D-day for controversial plan to convert Derbyshire public toilets into cafes and shops
The destiny of several prominent public toilet blocks and buildings in the Derbyshire Dales is set to be decided.
On Thursday, October 25, at a meeting of the Derbyshire Dales District Council commercial board, the decision could be made to allow some toilet blocks to be turned into cafes or shops.
The decisions are being made after the authority agreed in April to close 10 out of its 26 public toilets due to annual maintenance costs of £467,000.
Plans were first discussed for a number of these sites in July, with councillors hoping to rescue some of the toilet blocks, or see them used as food outlets or shops.
Business cases have now been drawn up by the authority to help make a decision for each site.
The sites which, will be discussed this week, are the former public toilets at Bakewell Recreation Ground, Artist’s Corner in Matlock Bath, the children’s play area in Hall Leys Park, Matlock.
In addition, the fates of the Ranger Station in Hall Leys Park, Matlock, and Matlock Bus Station will be discussed.
Repairs in the region of £4,000 are required for the toilet block at Bakewell Recreation Ground, which was built in the 1920s. Earlier this year, repairs were thought to be £804.
A 20p charge has now been introduced at the site, which will remain open for seven months of the year – this is to offset running costs of £9,500 a year.
The two options for the site are for it to remain as it is – open from April to October – or for the site to be converted into part toilet, part cafe.
For the latter option, the disabled persons toilet and baby changing facilities would be merged and the mens and womens toilets would be reconfigured, freeing up space for a a cafe.
Two business owners have already approached the council to express their interest in this idea.
District council officers say that investment of £80,000 would be needed to turn the site into a cafe and the rent would be £20,000 a year.
If the district council was to invest the money, it would take until year five to make a profit.
At Matlock Bus Station, there had been a proposal to turn the 42-seat waiting room into a bike rental shop but this idea appears to have been dropped due to the size of the site.
District council officers say that the site attracts an estimated annual footfall of 222,000 from mainline rail services and 169,000 for use of the public conveniences adjacent to the site.

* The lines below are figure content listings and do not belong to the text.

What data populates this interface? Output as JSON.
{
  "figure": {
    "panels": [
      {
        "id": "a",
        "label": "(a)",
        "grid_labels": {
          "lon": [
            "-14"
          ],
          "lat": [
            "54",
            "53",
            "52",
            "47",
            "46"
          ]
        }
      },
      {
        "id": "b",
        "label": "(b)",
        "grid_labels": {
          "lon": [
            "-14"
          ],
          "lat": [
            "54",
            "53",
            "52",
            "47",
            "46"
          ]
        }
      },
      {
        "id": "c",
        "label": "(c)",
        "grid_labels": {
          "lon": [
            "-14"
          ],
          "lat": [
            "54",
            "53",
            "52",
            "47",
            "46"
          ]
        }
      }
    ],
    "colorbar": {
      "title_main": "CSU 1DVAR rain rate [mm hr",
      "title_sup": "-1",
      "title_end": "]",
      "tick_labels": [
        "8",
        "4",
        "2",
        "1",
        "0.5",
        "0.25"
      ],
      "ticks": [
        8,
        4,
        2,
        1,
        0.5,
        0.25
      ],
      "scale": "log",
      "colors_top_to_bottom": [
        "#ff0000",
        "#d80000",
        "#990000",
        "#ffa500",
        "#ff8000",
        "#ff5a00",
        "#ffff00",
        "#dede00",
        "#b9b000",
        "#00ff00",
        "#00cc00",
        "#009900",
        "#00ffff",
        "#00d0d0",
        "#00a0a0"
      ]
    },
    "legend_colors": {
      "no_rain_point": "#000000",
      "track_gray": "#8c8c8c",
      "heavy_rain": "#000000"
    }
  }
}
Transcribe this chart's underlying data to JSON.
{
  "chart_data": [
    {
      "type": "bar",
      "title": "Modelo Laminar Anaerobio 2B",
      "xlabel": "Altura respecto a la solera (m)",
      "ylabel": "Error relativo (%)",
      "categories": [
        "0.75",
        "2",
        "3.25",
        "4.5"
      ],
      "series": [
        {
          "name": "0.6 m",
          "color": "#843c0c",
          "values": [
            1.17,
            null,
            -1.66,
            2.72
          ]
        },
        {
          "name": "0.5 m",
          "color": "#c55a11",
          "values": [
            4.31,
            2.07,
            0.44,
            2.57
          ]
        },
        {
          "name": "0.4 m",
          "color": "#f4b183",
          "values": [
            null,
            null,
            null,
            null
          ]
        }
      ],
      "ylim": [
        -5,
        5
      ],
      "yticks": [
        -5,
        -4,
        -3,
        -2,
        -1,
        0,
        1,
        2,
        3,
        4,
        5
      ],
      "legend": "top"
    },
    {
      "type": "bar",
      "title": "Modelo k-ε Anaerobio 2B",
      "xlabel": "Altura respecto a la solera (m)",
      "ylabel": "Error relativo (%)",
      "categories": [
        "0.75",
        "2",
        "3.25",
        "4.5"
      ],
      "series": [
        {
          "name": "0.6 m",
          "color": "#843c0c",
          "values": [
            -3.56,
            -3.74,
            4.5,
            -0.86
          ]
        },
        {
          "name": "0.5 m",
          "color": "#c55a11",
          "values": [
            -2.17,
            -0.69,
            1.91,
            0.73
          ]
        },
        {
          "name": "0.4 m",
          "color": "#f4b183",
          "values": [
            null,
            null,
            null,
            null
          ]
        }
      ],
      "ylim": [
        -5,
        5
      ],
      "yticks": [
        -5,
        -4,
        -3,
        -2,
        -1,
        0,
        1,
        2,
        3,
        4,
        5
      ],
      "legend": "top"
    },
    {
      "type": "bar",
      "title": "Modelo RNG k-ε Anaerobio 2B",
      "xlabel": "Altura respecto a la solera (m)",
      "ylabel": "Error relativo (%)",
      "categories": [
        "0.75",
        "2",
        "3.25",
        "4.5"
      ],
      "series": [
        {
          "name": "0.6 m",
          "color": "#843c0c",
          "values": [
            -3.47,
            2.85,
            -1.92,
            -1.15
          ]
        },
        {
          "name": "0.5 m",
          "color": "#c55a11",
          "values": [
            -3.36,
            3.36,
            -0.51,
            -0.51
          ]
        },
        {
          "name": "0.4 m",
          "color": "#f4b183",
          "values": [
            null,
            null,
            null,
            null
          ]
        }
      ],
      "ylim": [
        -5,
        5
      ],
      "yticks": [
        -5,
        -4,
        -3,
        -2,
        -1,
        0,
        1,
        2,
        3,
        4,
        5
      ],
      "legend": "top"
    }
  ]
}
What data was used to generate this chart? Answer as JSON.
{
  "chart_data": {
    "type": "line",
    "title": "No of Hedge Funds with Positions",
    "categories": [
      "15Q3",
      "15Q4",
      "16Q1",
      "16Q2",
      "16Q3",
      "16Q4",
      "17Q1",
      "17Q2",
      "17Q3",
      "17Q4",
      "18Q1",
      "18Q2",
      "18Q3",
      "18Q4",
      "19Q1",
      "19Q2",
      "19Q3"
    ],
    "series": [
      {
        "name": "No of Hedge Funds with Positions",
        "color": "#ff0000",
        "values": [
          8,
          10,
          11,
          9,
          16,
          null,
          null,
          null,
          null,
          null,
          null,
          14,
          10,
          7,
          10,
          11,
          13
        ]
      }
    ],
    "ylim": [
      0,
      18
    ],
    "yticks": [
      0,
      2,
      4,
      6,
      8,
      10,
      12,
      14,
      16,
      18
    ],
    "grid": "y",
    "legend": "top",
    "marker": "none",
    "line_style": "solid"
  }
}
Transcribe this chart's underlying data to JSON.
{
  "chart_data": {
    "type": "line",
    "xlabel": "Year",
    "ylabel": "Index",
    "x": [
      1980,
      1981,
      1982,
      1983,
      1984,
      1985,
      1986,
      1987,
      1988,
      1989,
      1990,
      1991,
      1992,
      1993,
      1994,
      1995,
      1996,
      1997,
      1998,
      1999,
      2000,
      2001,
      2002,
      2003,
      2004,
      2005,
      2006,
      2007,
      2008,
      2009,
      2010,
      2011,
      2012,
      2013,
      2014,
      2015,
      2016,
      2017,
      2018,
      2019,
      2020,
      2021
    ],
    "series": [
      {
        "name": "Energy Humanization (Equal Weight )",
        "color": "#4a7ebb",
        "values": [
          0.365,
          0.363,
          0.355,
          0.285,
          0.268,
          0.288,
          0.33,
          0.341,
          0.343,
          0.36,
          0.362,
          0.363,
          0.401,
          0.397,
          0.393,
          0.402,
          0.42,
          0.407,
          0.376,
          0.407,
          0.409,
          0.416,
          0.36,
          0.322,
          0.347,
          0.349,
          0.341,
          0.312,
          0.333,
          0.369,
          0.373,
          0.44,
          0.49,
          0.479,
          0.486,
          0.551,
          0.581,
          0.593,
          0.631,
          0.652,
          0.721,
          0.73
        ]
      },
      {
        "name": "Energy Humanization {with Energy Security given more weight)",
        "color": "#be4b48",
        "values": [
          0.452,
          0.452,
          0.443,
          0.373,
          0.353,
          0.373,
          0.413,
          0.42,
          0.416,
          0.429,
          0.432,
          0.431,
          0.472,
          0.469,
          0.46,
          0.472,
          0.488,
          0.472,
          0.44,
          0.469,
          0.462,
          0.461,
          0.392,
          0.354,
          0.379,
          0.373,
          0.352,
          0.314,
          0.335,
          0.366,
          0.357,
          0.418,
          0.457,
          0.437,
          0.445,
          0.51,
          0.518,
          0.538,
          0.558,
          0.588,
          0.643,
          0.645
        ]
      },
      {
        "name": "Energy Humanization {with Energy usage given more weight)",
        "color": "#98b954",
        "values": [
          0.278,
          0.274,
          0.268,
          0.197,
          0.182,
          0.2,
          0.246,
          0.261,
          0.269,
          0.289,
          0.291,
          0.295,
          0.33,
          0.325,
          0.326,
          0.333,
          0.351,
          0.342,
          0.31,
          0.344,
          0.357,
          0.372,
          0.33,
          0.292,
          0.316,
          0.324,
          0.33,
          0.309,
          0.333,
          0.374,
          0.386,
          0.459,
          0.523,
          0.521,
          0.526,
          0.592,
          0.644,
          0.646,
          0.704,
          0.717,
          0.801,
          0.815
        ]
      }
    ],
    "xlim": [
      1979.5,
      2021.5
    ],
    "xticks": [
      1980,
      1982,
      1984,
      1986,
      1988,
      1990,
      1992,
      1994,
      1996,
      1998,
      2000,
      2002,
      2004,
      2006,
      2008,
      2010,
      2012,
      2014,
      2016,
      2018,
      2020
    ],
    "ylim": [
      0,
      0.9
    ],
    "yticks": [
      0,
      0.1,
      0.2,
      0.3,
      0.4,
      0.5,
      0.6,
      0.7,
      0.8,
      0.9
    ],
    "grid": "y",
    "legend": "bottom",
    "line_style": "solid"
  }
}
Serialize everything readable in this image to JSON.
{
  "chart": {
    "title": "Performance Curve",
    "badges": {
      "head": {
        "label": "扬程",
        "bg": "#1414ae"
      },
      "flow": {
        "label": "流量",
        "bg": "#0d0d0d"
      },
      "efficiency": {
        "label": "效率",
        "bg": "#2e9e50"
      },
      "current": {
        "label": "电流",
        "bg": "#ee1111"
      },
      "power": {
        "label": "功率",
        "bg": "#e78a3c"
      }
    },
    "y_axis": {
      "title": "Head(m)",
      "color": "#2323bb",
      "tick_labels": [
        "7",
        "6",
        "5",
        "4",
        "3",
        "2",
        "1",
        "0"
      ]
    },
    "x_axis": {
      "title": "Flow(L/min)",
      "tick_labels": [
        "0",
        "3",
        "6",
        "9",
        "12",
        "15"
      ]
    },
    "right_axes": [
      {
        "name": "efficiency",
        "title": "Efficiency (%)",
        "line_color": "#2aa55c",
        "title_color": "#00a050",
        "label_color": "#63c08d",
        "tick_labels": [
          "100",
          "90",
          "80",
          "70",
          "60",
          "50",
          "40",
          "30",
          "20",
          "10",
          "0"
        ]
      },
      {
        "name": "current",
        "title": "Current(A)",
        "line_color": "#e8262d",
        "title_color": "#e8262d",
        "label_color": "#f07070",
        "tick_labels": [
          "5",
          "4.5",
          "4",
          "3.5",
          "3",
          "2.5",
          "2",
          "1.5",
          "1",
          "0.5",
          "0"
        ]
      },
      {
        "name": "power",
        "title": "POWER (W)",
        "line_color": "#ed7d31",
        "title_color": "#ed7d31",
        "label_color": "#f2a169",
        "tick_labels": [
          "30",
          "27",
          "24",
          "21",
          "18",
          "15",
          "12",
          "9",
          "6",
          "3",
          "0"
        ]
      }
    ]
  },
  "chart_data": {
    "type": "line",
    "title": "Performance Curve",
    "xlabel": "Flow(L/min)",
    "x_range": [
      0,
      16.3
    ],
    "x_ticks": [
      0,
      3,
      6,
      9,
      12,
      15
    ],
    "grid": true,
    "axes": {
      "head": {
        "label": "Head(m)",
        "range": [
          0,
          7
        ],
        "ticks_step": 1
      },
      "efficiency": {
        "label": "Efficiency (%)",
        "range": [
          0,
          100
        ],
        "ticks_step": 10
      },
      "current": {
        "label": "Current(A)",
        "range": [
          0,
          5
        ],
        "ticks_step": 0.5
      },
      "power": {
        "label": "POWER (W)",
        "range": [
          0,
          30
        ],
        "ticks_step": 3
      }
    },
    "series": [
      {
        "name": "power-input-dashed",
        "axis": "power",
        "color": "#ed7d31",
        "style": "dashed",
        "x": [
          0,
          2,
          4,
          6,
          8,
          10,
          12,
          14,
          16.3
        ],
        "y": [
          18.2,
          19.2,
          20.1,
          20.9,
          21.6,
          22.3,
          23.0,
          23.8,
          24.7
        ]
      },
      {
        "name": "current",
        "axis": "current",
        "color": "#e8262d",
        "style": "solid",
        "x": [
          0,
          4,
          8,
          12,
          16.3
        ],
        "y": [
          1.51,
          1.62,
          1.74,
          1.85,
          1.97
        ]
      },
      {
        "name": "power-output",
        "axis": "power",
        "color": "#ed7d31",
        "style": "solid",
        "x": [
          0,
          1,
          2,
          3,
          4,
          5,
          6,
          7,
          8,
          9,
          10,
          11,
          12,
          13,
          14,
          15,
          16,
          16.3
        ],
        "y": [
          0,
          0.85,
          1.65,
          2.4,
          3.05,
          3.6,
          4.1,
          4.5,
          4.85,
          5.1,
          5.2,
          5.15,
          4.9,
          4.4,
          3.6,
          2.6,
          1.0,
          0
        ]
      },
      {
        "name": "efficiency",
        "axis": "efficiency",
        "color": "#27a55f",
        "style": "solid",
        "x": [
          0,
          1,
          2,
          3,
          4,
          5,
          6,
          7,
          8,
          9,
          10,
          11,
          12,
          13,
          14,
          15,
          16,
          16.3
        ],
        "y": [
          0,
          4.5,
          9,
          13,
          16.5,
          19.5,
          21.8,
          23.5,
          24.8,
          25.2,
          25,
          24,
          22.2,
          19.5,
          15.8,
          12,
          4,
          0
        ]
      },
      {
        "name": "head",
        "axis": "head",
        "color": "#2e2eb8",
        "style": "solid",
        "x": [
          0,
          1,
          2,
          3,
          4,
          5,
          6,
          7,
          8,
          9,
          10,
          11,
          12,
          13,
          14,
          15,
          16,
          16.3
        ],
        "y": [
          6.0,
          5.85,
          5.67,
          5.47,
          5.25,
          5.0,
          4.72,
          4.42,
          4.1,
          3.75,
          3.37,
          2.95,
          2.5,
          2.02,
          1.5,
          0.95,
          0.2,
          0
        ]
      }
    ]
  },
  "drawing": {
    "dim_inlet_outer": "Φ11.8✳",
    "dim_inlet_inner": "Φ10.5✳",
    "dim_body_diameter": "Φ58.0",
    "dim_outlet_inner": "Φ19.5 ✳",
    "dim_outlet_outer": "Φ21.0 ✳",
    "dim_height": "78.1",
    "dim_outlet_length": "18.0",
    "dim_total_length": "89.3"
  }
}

Councillors are keen for the site to have retail shops and “food on the go” options to help combat anti-social behaviour which currently takes place on the site.
There are four options for this site.
It could remain as it is, have a “pop-up retail facility” installed which would sell hot and cold drinks, pre-wrapped food and newspapers, half of it could be turned into a retail shop with the other half remaining as a waiting room, or the whole site could be turned into two small shops or one large shop.
The running cost of the waiting room is £4,000 a year and in the past five years, the district council has had to spend £6,000 on repairs caused by vandalism.
Only the option for a full conversion into a shop or two shops is thought to turn a profit within five years – during year three.
At Artist’s Corner in Matlock Bath, the district council had been looking to sell off the site, which is also home to a children’s play area and a large car park, for £60,000.
Historically it was a favoured spot for artists, including Joseph Wright of Derby and JMW Turner, to come to draw or paint High Tor.
Council officers say that the building, constructed in the 1950s, would remain as it is, be stripped and turned into a “retail shell” for a cafe or cycle-hire, sell the building at auction, or consider further development options – including a tourism hub.
They say that development of the site as a “tourist hub” could be popular, with either a cafe, or a cycle and or canoe hire options, due to the adjacent River Derwent and the proposed route of the Derwent Valley Cycleway.
It could also be turned into a site for affordable housing, but officers say there is “limited scope” for this.
Meanwhile, the toilet at the children’s play area in Hall Leys Park, Matlock, has been passed over to the town council.
It had required repairs of £23,000 but the town council now has the legal responsibility.
The district council has agreed to give £8,275 to the town council to help with future development and repairs.
The town council’s intention is to retain and maintain public toilets aimed at the “younger clientele” in half of the building and to convert the remaining for storage.
Finally, the Ranger’s Station and accompanying ammo store in Hall Leys Park, Matlock could be put to different uses.
District council officers say that £20,000 is needed for repairs, alternative uses are being sought with businesses invited to come up with ideas for the two buildings.
Previously, it had been stated that the Ranger Station could become home to a food vending machine.